O caso tem sido tratado com base no Art. 2°-A da Lei 7.716/1989. A legislação garante punição a quem “injuriar alguém ofendendo-lhe a dignidade ou o decoro em razão de raça, cor, etnia ou procedência nacional”. A pena prevista para este crime é de reclusão, com prazo estabelecido de dois a cinco anos, além de multa. De acordo com a legislação, a pena pode ser aumentada de metade se o crime for cometido mediante à colaboração de duas ou mais pessoas.

Em Goiás

O registro do crime de racismo aumentou 23,45% em Goiás, de 2023 para 2024. Conforme o Anuário Brasileiro da Segurança Pública 2025, publicado no dia 25 de julho deste ano, o avanço foi de 597 para 737 no período.
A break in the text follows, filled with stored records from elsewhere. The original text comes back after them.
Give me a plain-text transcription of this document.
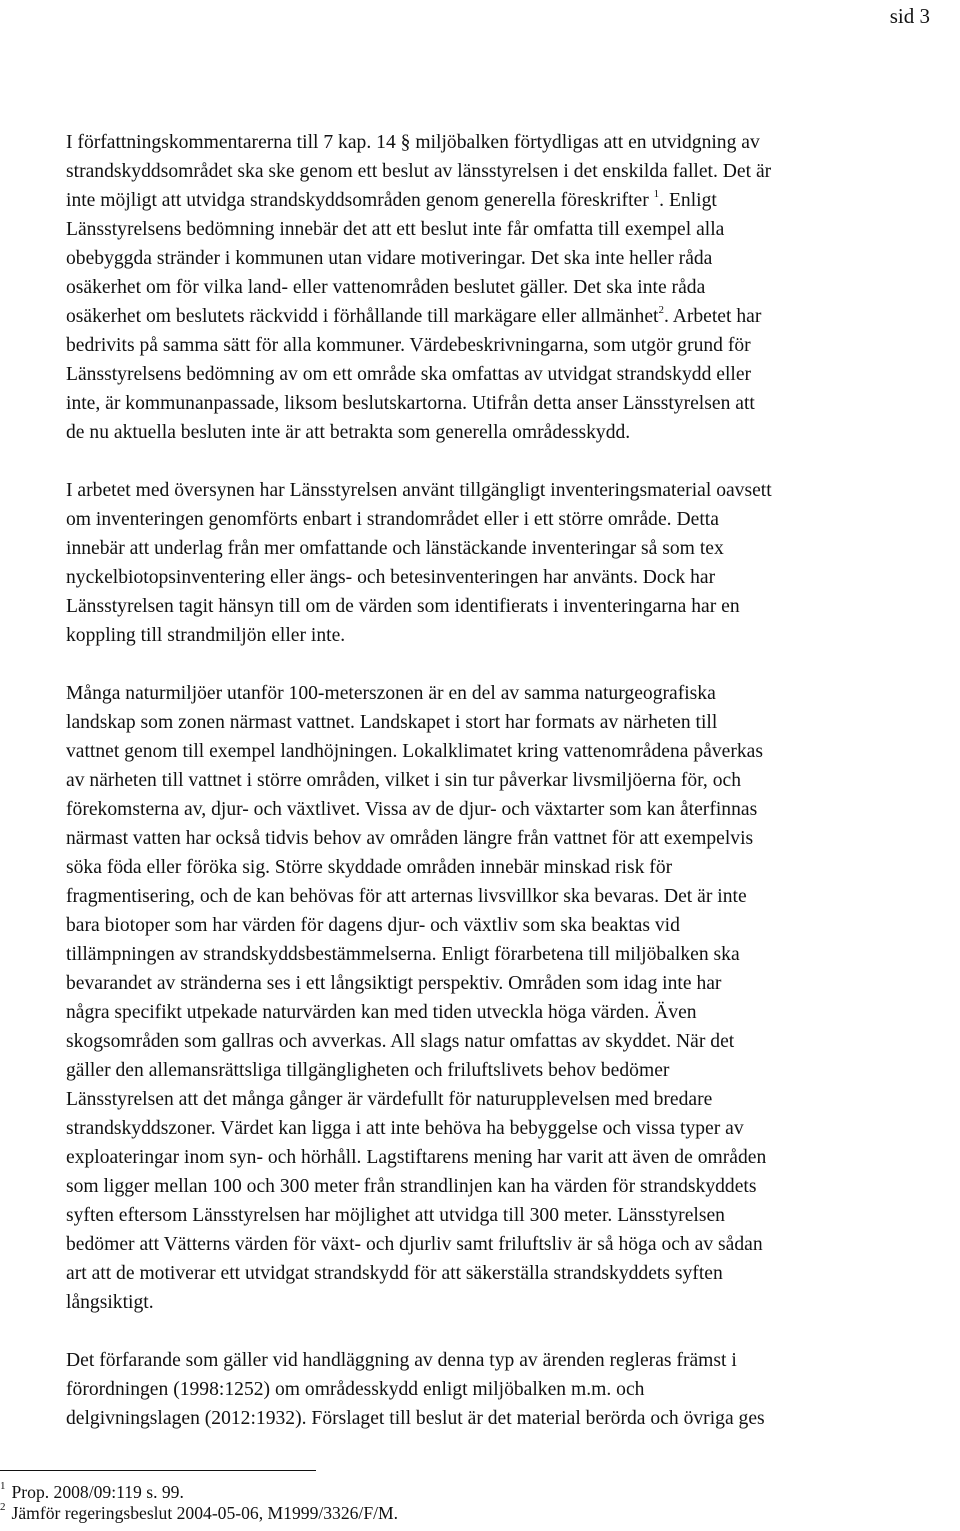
sid 3

I författningskommentarerna till 7 kap. 14 § miljöbalken förtydligas att en utvidgning av
strandskyddsområdet ska ske genom ett beslut av länsstyrelsen i det enskilda fallet. Det är
inte möjligt att utvidga strandskyddsområden genom generella föreskrifter $^1$. Enligt
Länsstyrelsens bedömning innebär det att ett beslut inte får omfatta till exempel alla
obebyggda stränder i kommunen utan vidare motiveringar. Det ska inte heller råda
osäkerhet om för vilka land- eller vattenområden beslutet gäller. Det ska inte råda
osäkerhet om beslutets räckvidd i förhållande till markägare eller allmänhet$^2$. Arbetet har
bedrivits på samma sätt för alla kommuner. Värdebeskrivningarna, som utgör grund för
Länsstyrelsens bedömning av om ett område ska omfattas av utvidgat strandskydd eller
inte, är kommunanpassade, liksom beslutskartorna. Utifrån detta anser Länsstyrelsen att
de nu aktuella besluten inte är att betrakta som generella områdesskydd.

I arbetet med översynen har Länsstyrelsen använt tillgängligt inventeringsmaterial oavsett
om inventeringen genomförts enbart i strandområdet eller i ett större område. Detta
innebär att underlag från mer omfattande och länstäckande inventeringar så som tex
nyckelbiotopsinventering eller ängs- och betesinventeringen har använts. Dock har
Länsstyrelsen tagit hänsyn till om de värden som identifierats i inventeringarna har en
koppling till strandmiljön eller inte.

Många naturmiljöer utanför 100-meterszonen är en del av samma naturgeografiska
landskap som zonen närmast vattnet. Landskapet i stort har formats av närheten till
vattnet genom till exempel landhöjningen. Lokalklimatet kring vattenområdena påverkas
av närheten till vattnet i större områden, vilket i sin tur påverkar livsmiljöerna för, och
förekomsterna av, djur- och växtlivet. Vissa av de djur- och växtarter som kan återfinnas
närmast vatten har också tidvis behov av områden längre från vattnet för att exempelvis
söka föda eller föröka sig. Större skyddade områden innebär minskad risk för
fragmentisering, och de kan behövas för att arternas livsvillkor ska bevaras. Det är inte
bara biotoper som har värden för dagens djur- och växtliv som ska beaktas vid
tillämpningen av strandskyddsbestämmelserna. Enligt förarbetena till miljöbalken ska
bevarandet av stränderna ses i ett långsiktigt perspektiv. Områden som idag inte har
några specifikt utpekade naturvärden kan med tiden utveckla höga värden. Även
skogsområden som gallras och avverkas. All slags natur omfattas av skyddet. När det
gäller den allemansrättsliga tillgängligheten och friluftslivets behov bedömer
Länsstyrelsen att det många gånger är värdefullt för naturupplevelsen med bredare
strandskyddszoner. Värdet kan ligga i att inte behöva ha bebyggelse och vissa typer av
exploateringar inom syn- och hörhåll. Lagstiftarens mening har varit att även de områden
som ligger mellan 100 och 300 meter från strandlinjen kan ha värden för strandskyddets
syften eftersom Länsstyrelsen har möjlighet att utvidga till 300 meter. Länsstyrelsen
bedömer att Vätterns värden för växt- och djurliv samt friluftsliv är så höga och av sådan
art att de motiverar ett utvidgat strandskydd för att säkerställa strandskyddets syften
långsiktigt.

Det förfarande som gäller vid handläggning av denna typ av ärenden regleras främst i
förordningen (1998:1252) om områdesskydd enligt miljöbalken m.m. och
delgivningslagen (2012:1932). Förslaget till beslut är det material berörda och övriga ges

$^1$ Prop. 2008/09:119 s. 99.
$^2$ Jämför regeringsbeslut 2004-05-06, M1999/3326/F/M.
Por outro lado, a injúria racial registrou queda de 8,06%, indo de 620 para 570. Já o racismo por homofobia ficou estável, oscilando de 123 para 124 (0,81%) entre os anos.

Nota técnica do anuário esclarece que a lei que trata dos crimes de racismo no Brasil foi alterada em 2023 para incluir a injúria racial, agora considerada um crime autônomo. Antes, era uma qualificadora da injúria motivada por raça, cor, etnia, religião, origem ou condição de pessoa idosa, ou com deficiência. Dessa forma, nem todas as unidades federativas contabilizam a injúria racial nos registros dentro da categoria racismo. Clique aqui e acesse mais detalhes do levantamento.

Semana da Consciência Negra

Dia da Consciência Negra, celebrado em 20 de novembro, surgiu como uma data dedicada à reflexão sobre a luta, a resistência e as contribuições da população negra na construção do Brasil. A escolha do dia marca a morte de Zumbi dos Palmares, símbolo de resistência contra a escravização e de busca pela liberdade. Em 2023, passou a ser oficialmente reconhecida como feriado nacional, com a sanção da Lei 14.759/2023 pelo presidente Lula (PT), reforçando o papel fundamental da data na promoção da igualdade racial e no combate ao racismo estrutural.